1) Some of you may have seen a piece I wrote in the October 21 Wall Street Journal, on the risks of "big
data" for companies trying to adopt these technologies.
2) Writing for a different audience, the same topic gets a different take:
"A riddle wrapped in a mystery inside an enigma."
That was Winston Churchill speaking
of Russian politics in 1939, but it can also apply with uncanny accuracy
to what the IT industry refers to as "Big Data." On one hand, it's
intuitively obvious that we have more and faster
computers, more sensors, and more data storage (including that "cloud"
business) than ever before. At the same time, few of us can grasp what
astrophysicists, or Facebook software engineers, or biostatisticians
actually
do, so applying Big Data to commerce can be a bit daunting.
To begin with, big data has a nomenclature problem.

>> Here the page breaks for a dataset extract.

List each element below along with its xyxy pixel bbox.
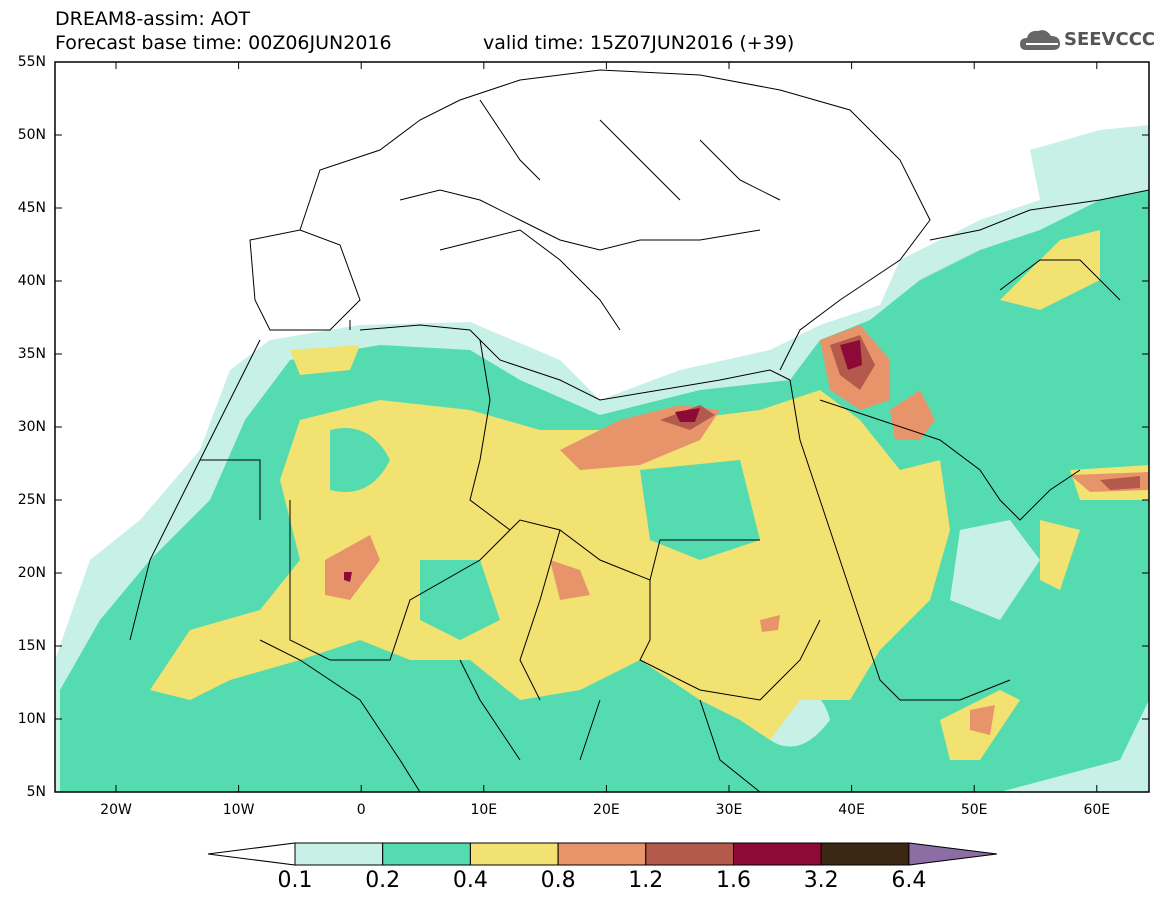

Like so many other technologies -- smartphones, robots, or information
security -- the popular name doesn't really convey the essence of the
situation. Yes, "big data" can involve very
large volumes in some cases. But more generally, the phrase refers to
new kinds of data, generated, managed, and parsed in new ways, not merely bigger ones.
While "Big Data" is a vague phrase, there is some agreement that it involves changes in scale along three dimensions:
*Volume: whether
it's your own hard disk space, the world's online video feeds, or a
wealth of digital sensors measuring many aspects of the world, signs are
abundant that data volumes are increasing steadily
and substantially.
*Variety: Big
data is not only a matter of bigger relational databases. As opposed to
the familiar numbers related to customer ID, SKU, or price and quantity,
we are living in an age of massive amounts
of unstructured data: e-mails, Facebook "likes," Tweets, machine
traffic, and video.
*Velocity:
Overnight batch processes are getting to be less and less tenable as the
world becomes an "always-on" information environment. When FedEx can
tell me where my package is, or Fidelity can tell
me my net worth, or Google Analytics can tell me my website performance
right now, the pressure is on more and more other systems to do likewise.
Assuming a business can get past the vocabulary, Big Data presents challenges in many ways:
Skills
Here's a quiz: ask someone in the IT shop how many of his of her colleagues are qualified to work in Hive, Pig, Cassandra, MongoDb, or Hadoop. These are some of the tools that are emerging from the front-runners in Big Data, web-scale companies including Google (that needs to index the entire Internet), Facebook (manage a billion users), Amazon (construct and run the world's biggest online merchant), or Yahoo (figure out what social media is conveying at the macro scale). Outside this small industry, Big Data skills are rare.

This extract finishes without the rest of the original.